Le Journal de Montreal - Weekend
Pas toujours facile en confinement
Le confinement est éprouvant pour les personnes aux prises avec des troubles alimentaires. L’anxiété grandissante et l’isolement ne font que rehausser les pensées obsessives envers les aliments. Cette crise sanitaire est vécue difficilement par certains. C’est le cas de Marie-Pier Rouleau, une jeune femme qui souffre d’hyperphagie depuis son adolescence. Confidence d’une femme qui met tout en oeuvre pour rétablir une relation saine avec les aliments !
Marie-Pier est née avec une dysplasie rénale. À l’âge de 22 ans, elle a subi une greffe rénale et elle prend une médication antirejet à vie. Elle souffre également de diabète insulinodépendant. Malgré sa condition de santé, Marie-Pier est une femme enjouée, mais dont les journées sont assombries par un trouble alimentaire qui accapare ses pensées depuis 15 ans. Elle souffre d’hyperphagie boulimique ; elle a des compulsions alimentaires plusieurs fois par semaine avec un sentiment de culpabilité qui en découle. Dans le but d’aider les autres, qui, comme elle, souffrent souvent en silence, elle se confie avec beaucoup de générosité !
Marie-Pier, comment a débuté ton trouble alimentaire ?
J’ai beaucoup souffert d’intimidation, tant au primaire qu’au secondaire. Toutes les raisons étaient bonnes pour me ridiculiser, avec des commentaires blessants, tant sur mon physique que sur mes opinions. Je me suis toujours réfugiée dans la nourriture pour apaiser mes émotions trop intenses.
Quel est l’historique de ton poids ?
Au pire de mes crises alimentaires, mon poids est monté à 230 livres, avec des conséquences négatives évidentes sur mon diabète.
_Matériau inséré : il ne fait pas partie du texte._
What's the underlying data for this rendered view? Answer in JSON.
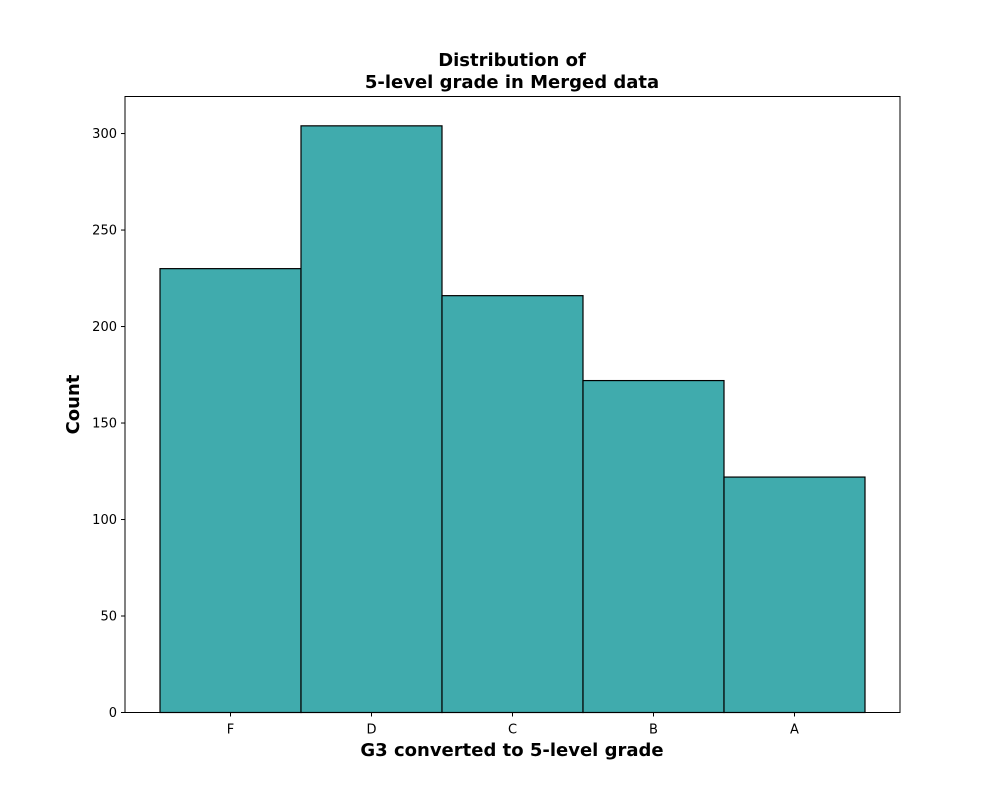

Comme plusieurs qui souffrent d’hyperphagie, mon poids fluctue beaucoup. Je suis passée de 128 livres à plus de 200, un yo-yo associé aux nombreuses tentatives que je faisais pour perdre du poids et aux crises de compulsion qui suivaient les périodes de restriction. Après avoir consulté une nutritionniste, j’ai perdu 50 livres sainement, sans faire de régimes restrictifs, mais en améliorant tout simplement mes habitudes alimentaires.
Quel est l’impact de la COVID-19 sur ton trouble alimentaire ?
La situation de confinement a été très éprouvante pour moi. J’ai perdu mon emploi de chauffeur d’autobus scolaire et je me suis retrouvée avec ma fille de 6 ans à la maison à temps plein. L’ennui et la solitude m’amènent des pensées négatives qui déclenchent des compulsions alimentaires. Les soirées sont les plus difficiles pour moi, je peux manger plein de biscuits, des craquelins au fromage, des tranches de pain, bref une quantité énorme d’aliments en un court laps de temps. Souffrant beaucoup d’insomnie, je me lève souvent la nuit pour compulser à nouveau. La sensation physique du ventre qui semble vouloir exploser est très désagréable sans compter le grand sentiment de culpabilité et de honte après chaque compulsion. Les crises étaient quotidiennes.
Que fais-tu pour t’en sortir ?
C’est un travail de longue haleine que je fais sur moi pour apprendre à mieux gérer mon anxiété, laquelle déclenche souvent les crises. En plus d’être suivie par une nutritionniste, je consulte une psychothérapeute qui m’aide beaucoup. Mes compulsions ont diminué depuis que je fais des exercices de méditation et de pleine conscience. Je bouge de plus en plus avec ma fille aussi et cela me fait le plus grand bien. Récemment, j’ai vu une publicité de crème glacée qui accaparait toutes mes pensées, je ne pouvais résister et j’ai pris ma voiture pour aller à l’ouverture de la crèmerie. J’ai pris un moment pour me calmer, prendre conscience de mes pensées et je suis entrée prendre le plus petit format de glace que j’ai dégusté en pleine conscience. J’étais fière de moi, j’ai savouré au lieu d’engloutir !
Quels conseils donnerais-tu à quelqu’un qui souffre en silence d’hyperphagie ?
D’y aller un jour à la fois, de ne pas se fixer d’objectifs trop précis (comme perdre 75 livres pour telle date) ce qui ne peut qu’amener trop de pression, de consulter des experts, d’apprendre à s’aimer aussi.